As with most things involving Campbell, you don’t know whether to believe Campbell or Campbell, but letters to Wright (I’ve read. I’m unable to find the text of the Wright letters) fall in line more with the version sent to du Plessis. Poor Crane the Ohioan/New Yorker ran off to France for some peace and quiet and still made the gossip rounds of the artsy set in New York and London.

The second instance happened on the steamship Orizaba in April of 1932 while traveling on the Gulf of Mexico. Per Wikipedia, “he was beaten up after making sexual advances to a male crew member.” On that same trip he went overboard and drowned. No body was ever recovered.
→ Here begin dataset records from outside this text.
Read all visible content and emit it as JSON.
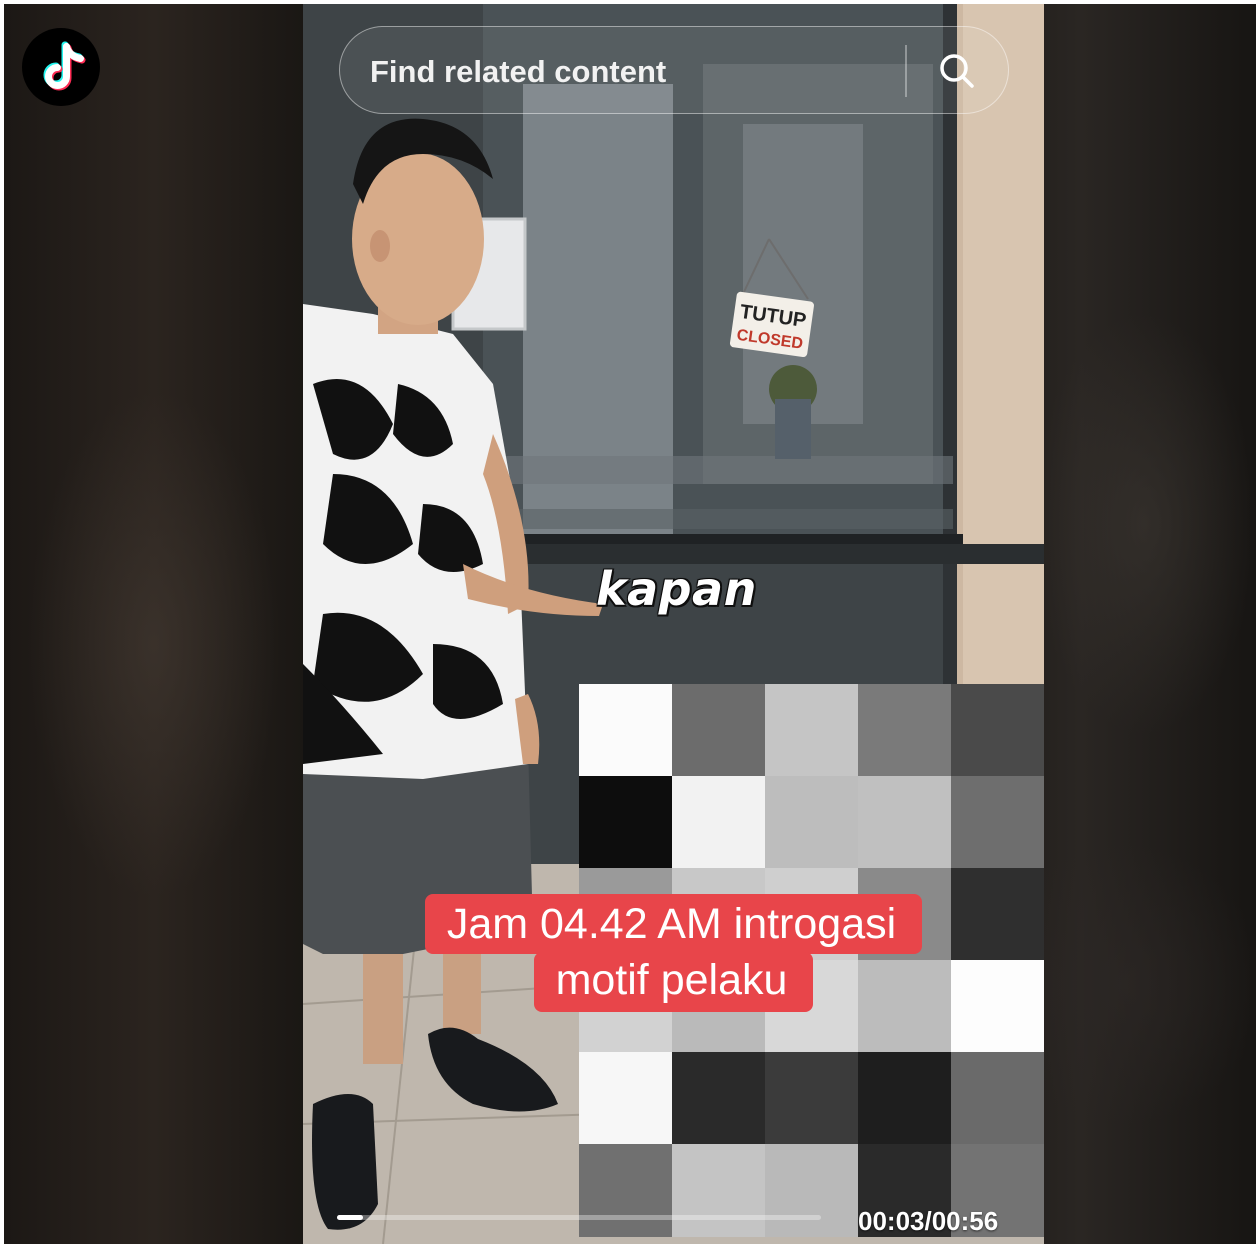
{
  "app": {
    "logo_icon": "tiktok-logo"
  },
  "search": {
    "placeholder": "Find related content",
    "value": "",
    "icon": "search-icon"
  },
  "video": {
    "sticker_text": "kapan",
    "sign_line1": "TUTUP",
    "sign_line2": "CLOSED",
    "caption_line1": "Jam 04.42 AM introgasi",
    "caption_line2": "motif pelaku",
    "caption_color": "#e8454a",
    "time_display": "00:03/00:56",
    "progress_fraction": 0.0536
  },
  "mosaic": {
    "shades": [
      "#fbfbfb",
      "#6c6c6c",
      "#c5c5c5",
      "#7a7a7a",
      "#4a4a4a",
      "#0d0d0d",
      "#f2f2f2",
      "#bdbdbd",
      "#c0c0c0",
      "#6e6e6e",
      "#9a9a9a",
      "#c8c8c8",
      "#cfcfcf",
      "#8a8a8a",
      "#2f2f2f",
      "#d2d2d2",
      "#bababa",
      "#d8d8d8",
      "#bcbcbc",
      "#fdfdfd",
      "#f7f7f7",
      "#2a2a2a",
      "#3b3b3b",
      "#1e1e1e",
      "#6a6a6a",
      "#707070",
      "#c4c4c4",
      "#b9b9b9",
      "#2a2a2a",
      "#737373"
    ]
  }
}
He was drinking heavily before he died and it is possible that his death was an accident, though there were witnesses who say he said “Goodbye, everybody!” before going over. I wonder if he thought about the “portent wound in corridors of shells,” as he drowned.
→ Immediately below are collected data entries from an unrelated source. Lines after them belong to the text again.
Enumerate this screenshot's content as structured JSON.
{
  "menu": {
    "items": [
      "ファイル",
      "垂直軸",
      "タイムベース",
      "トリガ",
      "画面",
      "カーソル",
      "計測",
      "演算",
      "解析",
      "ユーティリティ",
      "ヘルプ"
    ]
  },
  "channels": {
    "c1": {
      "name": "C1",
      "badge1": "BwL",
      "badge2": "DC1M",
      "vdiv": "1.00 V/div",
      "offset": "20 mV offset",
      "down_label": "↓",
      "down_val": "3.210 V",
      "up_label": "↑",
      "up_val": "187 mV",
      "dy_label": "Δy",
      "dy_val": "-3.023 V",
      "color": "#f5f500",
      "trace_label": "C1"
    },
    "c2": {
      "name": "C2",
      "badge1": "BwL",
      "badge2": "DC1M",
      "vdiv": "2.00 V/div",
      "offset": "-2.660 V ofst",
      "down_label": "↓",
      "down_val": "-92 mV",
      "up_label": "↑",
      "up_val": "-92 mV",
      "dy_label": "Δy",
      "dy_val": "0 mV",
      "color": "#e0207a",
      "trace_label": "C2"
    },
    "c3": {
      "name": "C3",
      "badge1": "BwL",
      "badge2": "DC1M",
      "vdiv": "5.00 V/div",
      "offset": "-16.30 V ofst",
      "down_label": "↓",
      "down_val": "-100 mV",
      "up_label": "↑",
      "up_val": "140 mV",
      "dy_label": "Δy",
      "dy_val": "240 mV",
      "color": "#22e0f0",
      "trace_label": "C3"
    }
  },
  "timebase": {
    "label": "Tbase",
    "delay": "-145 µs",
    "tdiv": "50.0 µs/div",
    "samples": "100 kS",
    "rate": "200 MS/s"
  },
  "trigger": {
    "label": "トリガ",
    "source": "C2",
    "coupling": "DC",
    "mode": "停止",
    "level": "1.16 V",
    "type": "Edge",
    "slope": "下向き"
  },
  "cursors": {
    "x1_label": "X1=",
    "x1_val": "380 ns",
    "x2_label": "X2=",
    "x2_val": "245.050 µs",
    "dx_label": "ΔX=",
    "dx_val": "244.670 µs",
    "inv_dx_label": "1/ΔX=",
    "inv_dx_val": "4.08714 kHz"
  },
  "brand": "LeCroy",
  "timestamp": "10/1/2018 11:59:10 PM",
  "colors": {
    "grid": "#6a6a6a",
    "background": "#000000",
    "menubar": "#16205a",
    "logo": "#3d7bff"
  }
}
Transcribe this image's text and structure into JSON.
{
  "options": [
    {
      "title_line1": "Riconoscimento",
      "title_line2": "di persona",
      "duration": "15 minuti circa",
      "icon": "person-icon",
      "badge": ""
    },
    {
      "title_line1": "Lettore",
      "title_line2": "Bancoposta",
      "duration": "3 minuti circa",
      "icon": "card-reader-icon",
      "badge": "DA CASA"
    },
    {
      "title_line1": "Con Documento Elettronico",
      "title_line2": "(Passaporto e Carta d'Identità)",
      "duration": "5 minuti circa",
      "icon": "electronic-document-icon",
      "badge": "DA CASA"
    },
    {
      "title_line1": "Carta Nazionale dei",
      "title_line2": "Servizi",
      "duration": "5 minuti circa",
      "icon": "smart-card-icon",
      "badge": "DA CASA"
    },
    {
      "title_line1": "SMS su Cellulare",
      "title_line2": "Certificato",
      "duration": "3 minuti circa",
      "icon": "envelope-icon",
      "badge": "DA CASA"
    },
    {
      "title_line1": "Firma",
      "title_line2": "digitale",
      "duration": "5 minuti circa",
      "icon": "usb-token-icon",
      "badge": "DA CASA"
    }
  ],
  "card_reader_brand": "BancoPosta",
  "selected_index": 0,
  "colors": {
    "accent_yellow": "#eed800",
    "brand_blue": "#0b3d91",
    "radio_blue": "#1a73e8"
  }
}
Below is the poem “At Melville’s Tomb.” In it the persona visits Herman Melville’s grave and conjures the sea where Melville entombed his fictional sailors. The remains of dead seamen invite consideration though he knows they’ll remain a mystery. Sinking ships eject hints of what happened. There are records of the dead, but they are hidden. The punishing whip is satisfied now that the sailors are gone. They look up towards the heavens for directions as they sink. There is nothing more to be done. No songs of mourning will raise the dead. They all belong to the sea now.

At Melville’s Tomb

(Hart Crane 1899 – 1932)

Often beneath the wave, wide from this ledge
The dice of drowned men’s bones he saw bequeath
An embassy. Their numbers as he watched,
Beat on the dusty shore and were obscured.

And wrecks passed without sound of bells,
The calyx of death’s bounty giving back
A scattered chapter, livid hieroglyph,
The portent wound in corridors of shells.

Then in the circuit calm of one vast coil,
Its lashings charmed and malice reconciled,
Frosted eyes there were that lifted altars;
And silent answers crept across the stars.

Compass, quadrant and sextant contrive
No farther tides … High in the azure steeps
Monody shall not wake the mariner.
This fabulous shadow only the sea keeps.